Charlie Bluhdorn told me all of this stuff to amuse me, I guess. And so I thought, Wouldn’t it be ironic if I used what Charlie Bluhdorn had told me about the Vatican’s involvement? The more I learned about it, the more corrupt it seemed. But I hadn’t really made that clear enough in the first cut. A lot of people didn’t know, I think, what was going on in terms of the business story. I hadn’t started the film right where it should have started, which is the deal that Michael Corleone was involved in with the Vatican.

It’s amazing how changing just a few minutes can have such a huge impact on a movie.

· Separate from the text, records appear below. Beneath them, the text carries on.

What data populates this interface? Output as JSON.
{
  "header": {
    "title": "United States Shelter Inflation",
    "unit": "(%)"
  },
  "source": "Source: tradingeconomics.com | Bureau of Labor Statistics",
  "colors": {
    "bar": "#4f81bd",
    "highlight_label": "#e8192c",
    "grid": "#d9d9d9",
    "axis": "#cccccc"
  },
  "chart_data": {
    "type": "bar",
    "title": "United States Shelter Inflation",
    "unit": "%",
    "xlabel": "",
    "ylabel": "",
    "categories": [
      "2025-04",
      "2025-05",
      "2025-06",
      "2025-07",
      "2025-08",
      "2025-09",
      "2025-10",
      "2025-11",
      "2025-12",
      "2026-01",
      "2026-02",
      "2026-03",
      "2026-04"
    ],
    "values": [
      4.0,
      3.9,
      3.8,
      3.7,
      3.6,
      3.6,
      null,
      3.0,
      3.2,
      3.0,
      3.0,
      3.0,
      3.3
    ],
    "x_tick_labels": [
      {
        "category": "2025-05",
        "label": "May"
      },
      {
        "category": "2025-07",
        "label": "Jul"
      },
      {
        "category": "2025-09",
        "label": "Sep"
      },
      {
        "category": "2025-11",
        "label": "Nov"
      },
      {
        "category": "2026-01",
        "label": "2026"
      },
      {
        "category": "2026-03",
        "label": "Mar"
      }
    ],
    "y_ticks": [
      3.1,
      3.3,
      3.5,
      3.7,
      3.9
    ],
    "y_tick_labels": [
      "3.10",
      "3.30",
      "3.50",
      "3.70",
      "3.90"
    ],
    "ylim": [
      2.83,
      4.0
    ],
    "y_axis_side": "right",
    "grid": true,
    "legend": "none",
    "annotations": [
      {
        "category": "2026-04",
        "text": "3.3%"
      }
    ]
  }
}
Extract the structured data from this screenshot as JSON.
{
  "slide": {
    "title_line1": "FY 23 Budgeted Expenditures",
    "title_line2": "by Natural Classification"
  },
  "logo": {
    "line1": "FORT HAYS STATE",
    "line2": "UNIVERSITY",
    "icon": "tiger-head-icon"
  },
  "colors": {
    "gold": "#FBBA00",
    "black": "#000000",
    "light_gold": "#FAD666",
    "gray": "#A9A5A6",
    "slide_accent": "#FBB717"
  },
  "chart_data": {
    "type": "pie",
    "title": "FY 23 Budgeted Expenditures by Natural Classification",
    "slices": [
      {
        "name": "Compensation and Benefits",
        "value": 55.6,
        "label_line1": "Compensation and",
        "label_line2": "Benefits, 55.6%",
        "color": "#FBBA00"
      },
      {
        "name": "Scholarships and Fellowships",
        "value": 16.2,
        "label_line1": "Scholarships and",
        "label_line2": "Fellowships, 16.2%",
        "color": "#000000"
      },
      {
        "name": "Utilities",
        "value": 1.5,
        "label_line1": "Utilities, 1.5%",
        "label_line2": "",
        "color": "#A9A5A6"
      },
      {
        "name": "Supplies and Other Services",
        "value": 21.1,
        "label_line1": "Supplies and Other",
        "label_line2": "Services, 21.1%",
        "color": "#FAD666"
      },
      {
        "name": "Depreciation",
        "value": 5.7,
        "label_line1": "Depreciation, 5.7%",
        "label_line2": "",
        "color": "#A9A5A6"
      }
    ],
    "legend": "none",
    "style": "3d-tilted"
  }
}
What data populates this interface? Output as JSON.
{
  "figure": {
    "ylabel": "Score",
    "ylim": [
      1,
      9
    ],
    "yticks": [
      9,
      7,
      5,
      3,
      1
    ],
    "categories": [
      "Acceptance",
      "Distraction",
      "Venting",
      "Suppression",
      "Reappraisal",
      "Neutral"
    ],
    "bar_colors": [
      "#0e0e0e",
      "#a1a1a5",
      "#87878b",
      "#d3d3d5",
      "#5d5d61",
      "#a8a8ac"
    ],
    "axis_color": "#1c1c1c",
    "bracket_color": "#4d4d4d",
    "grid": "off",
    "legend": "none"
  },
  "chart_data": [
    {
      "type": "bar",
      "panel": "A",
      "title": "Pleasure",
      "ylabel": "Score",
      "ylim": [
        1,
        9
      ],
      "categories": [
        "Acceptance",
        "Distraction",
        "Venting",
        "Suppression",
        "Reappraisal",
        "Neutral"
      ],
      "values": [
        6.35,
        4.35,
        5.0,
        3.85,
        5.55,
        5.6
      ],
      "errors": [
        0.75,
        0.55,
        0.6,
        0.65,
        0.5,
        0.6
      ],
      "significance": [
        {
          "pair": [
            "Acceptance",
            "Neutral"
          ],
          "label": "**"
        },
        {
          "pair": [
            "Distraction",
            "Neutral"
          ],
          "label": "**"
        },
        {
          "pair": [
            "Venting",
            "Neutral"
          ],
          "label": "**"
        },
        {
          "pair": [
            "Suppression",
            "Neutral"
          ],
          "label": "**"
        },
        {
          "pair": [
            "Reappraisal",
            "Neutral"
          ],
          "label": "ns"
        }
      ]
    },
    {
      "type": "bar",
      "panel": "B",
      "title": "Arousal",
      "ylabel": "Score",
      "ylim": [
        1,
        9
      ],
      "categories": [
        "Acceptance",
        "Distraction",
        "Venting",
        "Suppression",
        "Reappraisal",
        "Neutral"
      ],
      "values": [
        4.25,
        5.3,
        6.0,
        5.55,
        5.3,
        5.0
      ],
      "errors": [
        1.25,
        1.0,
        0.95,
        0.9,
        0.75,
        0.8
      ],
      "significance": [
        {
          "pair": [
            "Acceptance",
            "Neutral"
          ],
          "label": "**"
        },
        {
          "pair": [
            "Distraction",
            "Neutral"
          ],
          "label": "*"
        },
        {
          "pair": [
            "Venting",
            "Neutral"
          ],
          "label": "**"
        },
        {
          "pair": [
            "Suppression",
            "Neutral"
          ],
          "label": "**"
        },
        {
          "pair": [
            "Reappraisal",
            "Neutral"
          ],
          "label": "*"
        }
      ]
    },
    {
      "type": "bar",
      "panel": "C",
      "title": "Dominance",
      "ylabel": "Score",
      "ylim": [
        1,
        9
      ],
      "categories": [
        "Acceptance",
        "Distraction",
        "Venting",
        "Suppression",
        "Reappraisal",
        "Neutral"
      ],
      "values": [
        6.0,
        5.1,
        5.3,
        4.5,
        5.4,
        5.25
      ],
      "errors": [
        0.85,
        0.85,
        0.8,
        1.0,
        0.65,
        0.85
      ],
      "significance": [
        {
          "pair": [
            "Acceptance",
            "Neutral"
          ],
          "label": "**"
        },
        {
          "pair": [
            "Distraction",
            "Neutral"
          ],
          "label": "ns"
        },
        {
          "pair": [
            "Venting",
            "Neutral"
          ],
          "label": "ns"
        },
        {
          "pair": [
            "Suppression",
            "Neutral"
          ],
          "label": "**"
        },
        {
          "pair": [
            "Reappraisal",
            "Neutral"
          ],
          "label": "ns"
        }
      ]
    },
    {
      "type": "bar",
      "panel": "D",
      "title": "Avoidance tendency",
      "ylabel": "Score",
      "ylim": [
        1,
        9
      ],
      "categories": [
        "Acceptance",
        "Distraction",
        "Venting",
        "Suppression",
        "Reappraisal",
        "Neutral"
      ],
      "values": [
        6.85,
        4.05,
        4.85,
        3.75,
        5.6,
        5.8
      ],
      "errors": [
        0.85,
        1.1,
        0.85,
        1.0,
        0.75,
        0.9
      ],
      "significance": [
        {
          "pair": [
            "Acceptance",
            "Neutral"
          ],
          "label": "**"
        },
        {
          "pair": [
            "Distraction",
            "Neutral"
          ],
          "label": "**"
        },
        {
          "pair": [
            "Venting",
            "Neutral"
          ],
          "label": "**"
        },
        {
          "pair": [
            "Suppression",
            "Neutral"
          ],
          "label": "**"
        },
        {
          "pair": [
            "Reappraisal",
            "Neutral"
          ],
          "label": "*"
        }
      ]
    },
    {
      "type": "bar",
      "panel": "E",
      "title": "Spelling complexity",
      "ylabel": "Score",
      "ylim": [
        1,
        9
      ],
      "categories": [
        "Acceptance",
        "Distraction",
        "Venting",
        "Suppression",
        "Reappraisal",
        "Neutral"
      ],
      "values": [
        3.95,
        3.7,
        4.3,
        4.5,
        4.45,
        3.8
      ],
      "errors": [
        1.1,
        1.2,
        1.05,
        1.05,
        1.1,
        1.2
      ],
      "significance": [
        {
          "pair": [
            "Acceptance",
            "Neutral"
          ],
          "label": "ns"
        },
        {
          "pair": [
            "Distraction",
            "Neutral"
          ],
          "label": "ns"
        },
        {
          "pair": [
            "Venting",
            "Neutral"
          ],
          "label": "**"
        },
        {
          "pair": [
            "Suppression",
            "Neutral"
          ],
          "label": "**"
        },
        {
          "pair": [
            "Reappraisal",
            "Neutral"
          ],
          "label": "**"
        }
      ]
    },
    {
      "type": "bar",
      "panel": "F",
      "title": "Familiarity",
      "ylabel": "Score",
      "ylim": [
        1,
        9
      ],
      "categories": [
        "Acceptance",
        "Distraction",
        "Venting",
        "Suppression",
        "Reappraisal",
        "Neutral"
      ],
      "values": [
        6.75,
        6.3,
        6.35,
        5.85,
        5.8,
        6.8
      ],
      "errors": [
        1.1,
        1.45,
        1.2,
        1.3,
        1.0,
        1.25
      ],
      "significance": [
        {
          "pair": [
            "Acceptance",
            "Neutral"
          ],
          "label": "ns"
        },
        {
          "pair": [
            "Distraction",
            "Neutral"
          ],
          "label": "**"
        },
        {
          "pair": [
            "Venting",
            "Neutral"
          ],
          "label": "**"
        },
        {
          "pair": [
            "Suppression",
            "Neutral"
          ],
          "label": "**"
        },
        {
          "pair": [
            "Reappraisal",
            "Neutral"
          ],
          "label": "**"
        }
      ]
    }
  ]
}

Movies are an illusion, and the emotion that the audience gets out of the movie doesn’t really come from the movie; it comes out of themselves. I have seen movies change from devastating to wonderful in my life. And it could be made in a day, the audience reaction. When we previewed The Godfather Part II in San Francisco, we had a terrible reaction. That night, I made 121 changes, which is unheard of, because to make an editorial change when the film already has music and everything is really hard. We went three days later and previewed it again in San Diego, and it was night and day. I mean, if you make a car, and the thing is not quite in there, it won’t go. Then you do one little stupid thing, and suddenly it goes. This is the nature of all complex constructions.

I was watching George Lucas’s documentary about you not long after I’d rewatched Hearts of Darkness, your wife’s documentary about the making of Apocalypse Now. One thing that stood out to me in both of those films is that you seem very stressed when you’re on set.